MAKE MONEY BLOG$~Embedded in the Dodd-Frank Act signed by President Obama is a truly historic regulatory provision, one targeted at eliminating funding for armed groups in the eastern Democratic Republic of Congo.
Armed groups there finance themselves through trade in four main minerals: tin, tantalum, tungsten and gold, used in technological products sold worldwide, including mobile telephones, laptop computers, and digital video recorders.
Section 1502, or the conflict minerals provision, is a disclosure requirement that calls on companies to determine whether their products contain conflict minerals, by carrying out supply chain due diligence, and to report this to the Securities and Exchange Commission. Although the law has been in effect for some time, the SEC has yet to release final rules giving life to the terms of the statute.
Much attention has been paid to this particular rulemaking, withsome contending that the SEC is not the correct agency to deal with non-financial disclosures. But the SEC’s mission is investor protection, and non-financial disclosures could reveal consequential facts about a company that could threaten the law’s mission. As the SEC’s own website states:
“The world of investing is fascinating and complex, and it can be very fruitful. But unlike the banking world, where deposits are guaranteed by the federal government, stocks, bonds and other securities can lose value. There are no guarantees. That’s why investing is not a spectator sport. By far the best way for investors to protect the money they put into the securities markets is to do research and ask questions.”
In order to do this research and to ask these questions, investors need to have access to all material information that may affect their investment decisions. Investors have said as much, stating that they have a right to know the management of risks affecting a company’s global supply chain.
It would seem that if the investors say something is material to them, then the SEC, as the agency tasked with investor protection, should work to deliver that result. One would therefore have expected full and detailed regulations to be developed in short order.
But the story is not that simple. To complicate matters, the SEC has been increasingly targeted in rulemaking by industry and business groups, including the US Chamber of Commerce. Last year, a three-judge panel in the Business Roundtable case said the SEC did not adequately analyze the economic consequences of a rule that would make it easier for shareholders to oust members of corporate boards, an important tool for bringing more democracy to the boardroom. The court declared that the SEC had acted “arbitrarily and capriciously.”
The Chamber has also indicated that other Dodd-Frank regulations are within their cross-hairs, including conflict minerals regulations.
As owners of companies, investors should be alarmed by the attacks being leveled by the Chamber of Commerce and other industry groups against regulators. At the same time, those in the boardrooms of major corporations, ultimately accountable to the shareholders they represent, should understand that transparency and disclosure mechanisms are key measures to improve corporate governance, to understand the impacts of corporate activity and to build longer term corporate value by knowing and showing risks that may affect the company.
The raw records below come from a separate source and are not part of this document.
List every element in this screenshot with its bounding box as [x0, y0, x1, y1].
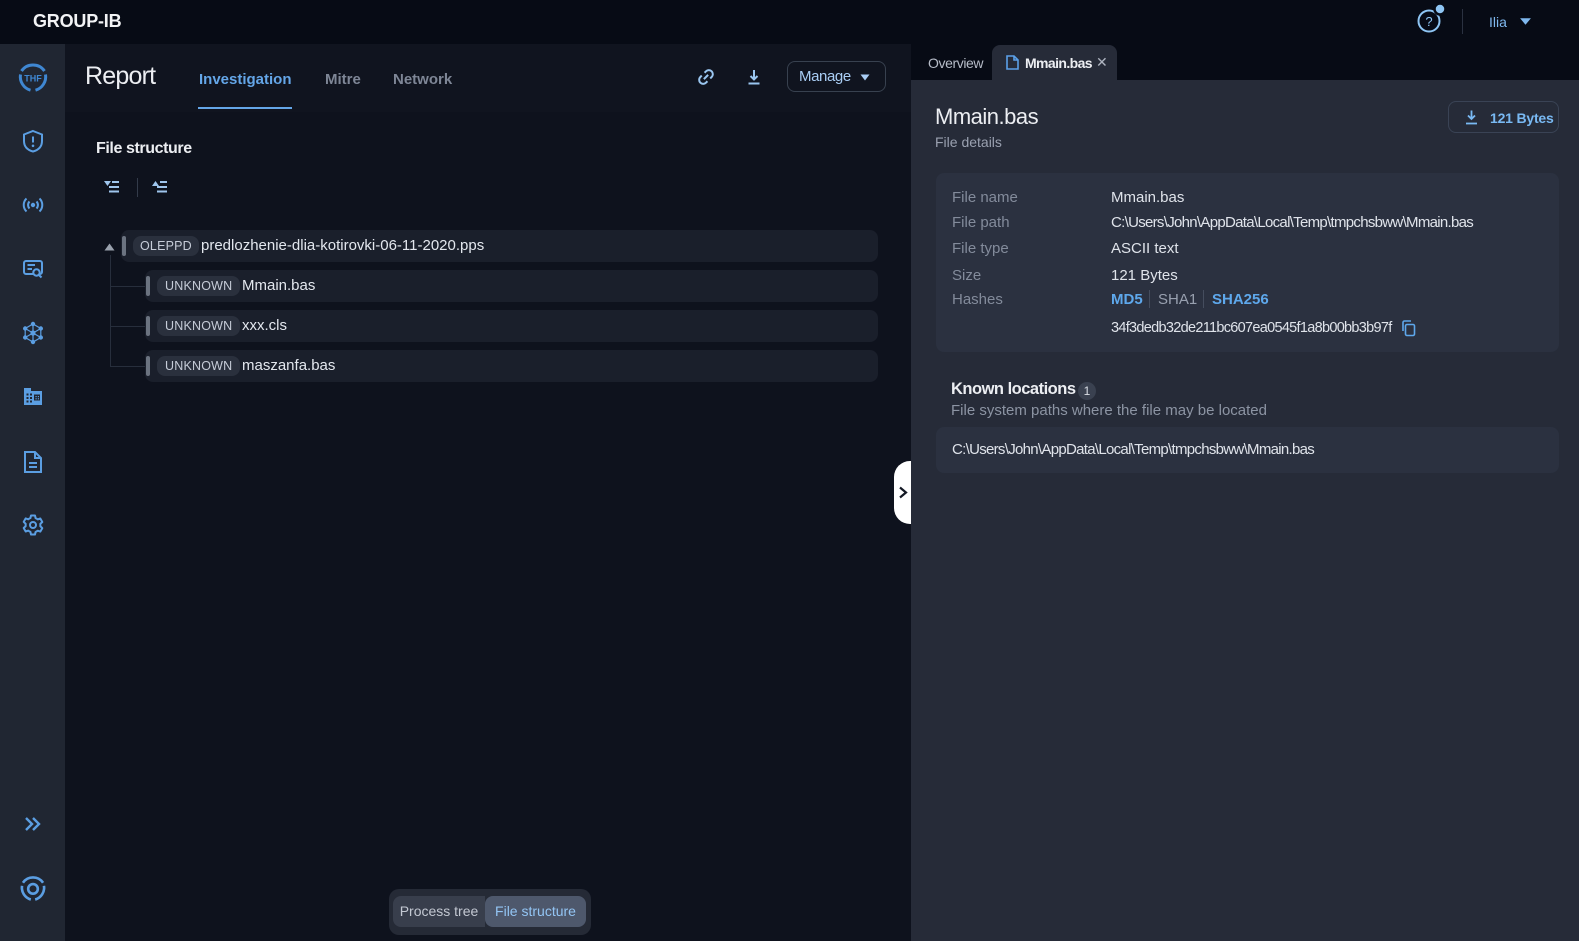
svg-text:THF: THF — [24, 74, 42, 84]
svg-text:?: ? — [1425, 14, 1432, 29]
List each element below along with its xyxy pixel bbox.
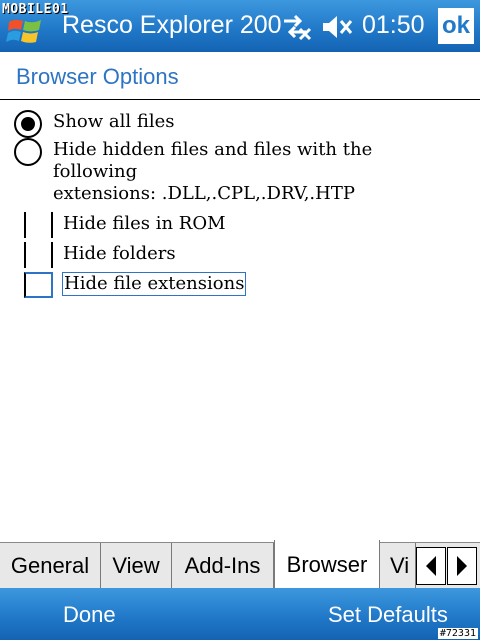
- checkbox[interactable]: [24, 272, 53, 298]
- radio-button[interactable]: [14, 138, 42, 166]
- divider: [0, 99, 480, 100]
- radio-button-selected[interactable]: [14, 110, 42, 138]
- set-defaults-softkey[interactable]: Set Defaults: [328, 602, 448, 628]
- image-id-label: #72331: [437, 628, 478, 639]
- title-bar: MOBILE01 Resco Explorer 200 01:50 ok: [0, 0, 480, 52]
- tab-scroll-right-button[interactable]: [447, 547, 477, 585]
- volume-muted-icon[interactable]: [320, 12, 354, 42]
- done-softkey[interactable]: Done: [63, 602, 116, 628]
- window-title: Resco Explorer 200: [62, 11, 282, 39]
- tab-view[interactable]: View: [101, 543, 172, 589]
- windows-start-icon[interactable]: [6, 13, 44, 47]
- tab-strip: General View Add-Ins Browser Vi: [0, 540, 480, 589]
- softkey-bar: Done Set Defaults #72331: [0, 588, 480, 640]
- tab-scroll-left-button[interactable]: [416, 547, 446, 585]
- tab-add-ins[interactable]: Add-Ins: [172, 543, 274, 589]
- clock[interactable]: 01:50: [362, 11, 425, 40]
- connectivity-icon[interactable]: [280, 12, 312, 42]
- page-title: Browser Options: [16, 64, 179, 89]
- checkbox-label: Hide file extensions: [62, 272, 247, 296]
- radio-label: Show all files: [53, 111, 175, 132]
- checkbox[interactable]: [24, 242, 53, 268]
- arrow-right-icon: [457, 556, 467, 576]
- radio-label: Hide hidden files and files with the fol…: [53, 139, 453, 205]
- radio-label-line1: Hide hidden files and files with the fol…: [53, 139, 373, 182]
- radio-label-line2: extensions: .DLL,.CPL,.DRV,.HTP: [53, 183, 355, 204]
- tab-view-options[interactable]: Vi: [380, 543, 416, 589]
- arrow-left-icon: [426, 556, 436, 576]
- checkbox-label: Hide files in ROM: [63, 213, 226, 234]
- tab-browser[interactable]: Browser: [274, 540, 380, 589]
- ok-button[interactable]: ok: [438, 8, 474, 44]
- checkbox-label: Hide folders: [63, 243, 176, 264]
- tab-general[interactable]: General: [0, 543, 101, 589]
- checkbox[interactable]: [24, 212, 53, 238]
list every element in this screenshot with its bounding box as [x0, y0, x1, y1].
Corporate social responsibility is in fact mandated through requirements like Section 1502 of the Dodd-Frank Act. But the duty to act in ways that help address the links between a horrific trade in minerals and human rights abuses should also be seen as an opportunity to provide companies with critical information about their supply chains and to provide investors with more accurate information relating to their investments decisions.
Without viewing such a non-financial disclosure in this lens, we’re all worse off–the companies that continue to work unknowingly with conflict in their supply chains, the investors who are left blind to these practices and ultimately the mining communities in the Congo who continue to suffer as a result of this trade.